One of Yahoo's Best Practices for Speeding Up Your Web Site is "Preload Components". Most people are already familiar with doing this for images. Code for that usually looks like this:

var img = Image();
img.src = "/path/to/something.jpg";

This code works in all browsers, and causes that image to be downloaded and placed in the browser's cache.

But what if we want to go further? For a lot of today's big applications, images are no longer the only bandwidth hog. An application I work on has more than 2MB worth of JavaScript, CSS, and data (stored in JavaScript files). We found that users on slow connections could take up to 60 seconds to load our application for the first time! Obviously, we could benefit from intelligently pre-loading this data in the background, on an earlier page where they don't need it yet. But how?

My first attempt was just to use the Image() method above, but point at our text files instead. This didn't work in Firefox. I'm not sure why, but those files never appeared in the cache with that method. So our next idea was to use <iframe> tags. This worked great, until we tried it in Internet Explorer. IE chose to warn the user that our page was trying to download data they didn't ask for, and blocked the downloads until they approved them. Obviously, this wouldn't work either.

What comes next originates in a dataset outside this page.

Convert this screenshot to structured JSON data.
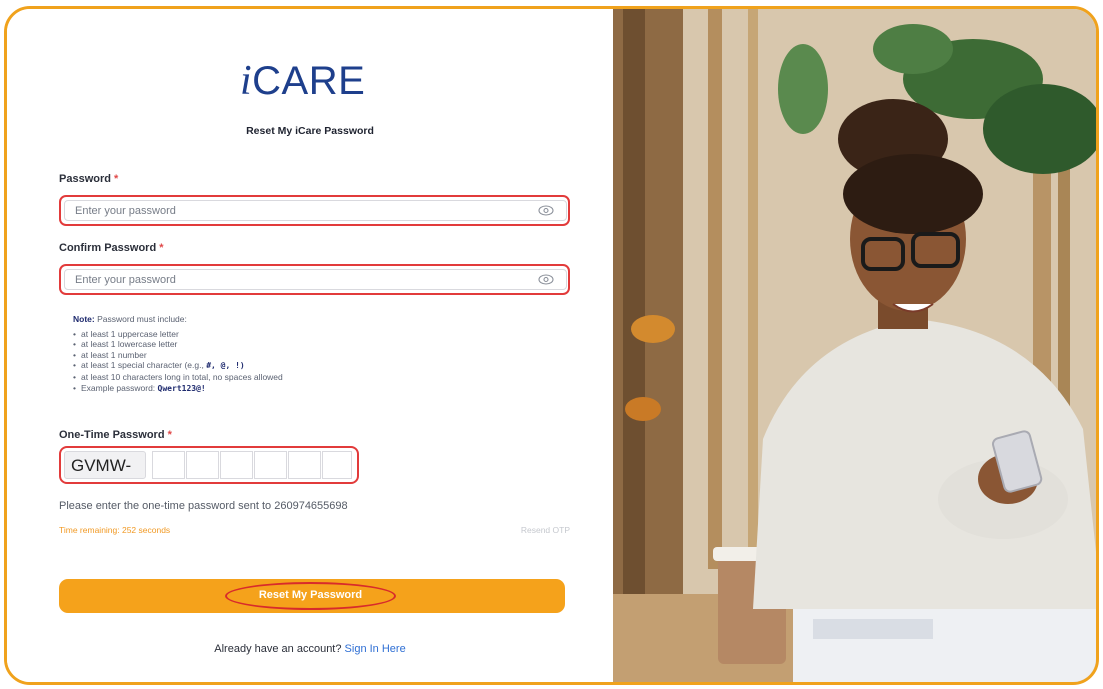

This left us scratching our heads, but we eventually had a breakthrough. There is one other tag that is used to include text files in a web page. That's the <link rel="stylesheet"> tag. But this couldn't possibly work with JavaScript, could it? It turns out it could!

var preload = function (file) {
	var elem,
		tag = "link",
		attr = "href",
		extra = " rel=\"stylesheet\" media=\"print\" ",
		target = "head";

	elem = jQuery(["<", tag, extra, attr, "=\"", file, "\"<>/", tag, ">"].join(''));
	elem.load(function () {
		elem.remove();
	});
	jQuery(target).append(elem);

	return elem;
};

This function creates a temporary <link> tag in the <head> of your page, pointing at the requested file. To work across all browsers, we needed to give it the rel="stylesheet" attribute. To not cause preloaded CSS files to try and apply themselves to the current page, or trigger a re-flow, we added media="print". Once the element has loaded, it removes itself from the DOM, but the file remains in the browser's cache. While this example relies on the jQuery library, there is no reason it could not be easily re-written without such a dependency, or written as a jQuery plugin (providing jQuery.preload()).

This technique cut our aforementioned page load from 60s to 20s, over a slow connection. I think this is a complete solution, and seems to work in all major browsers. What do you think?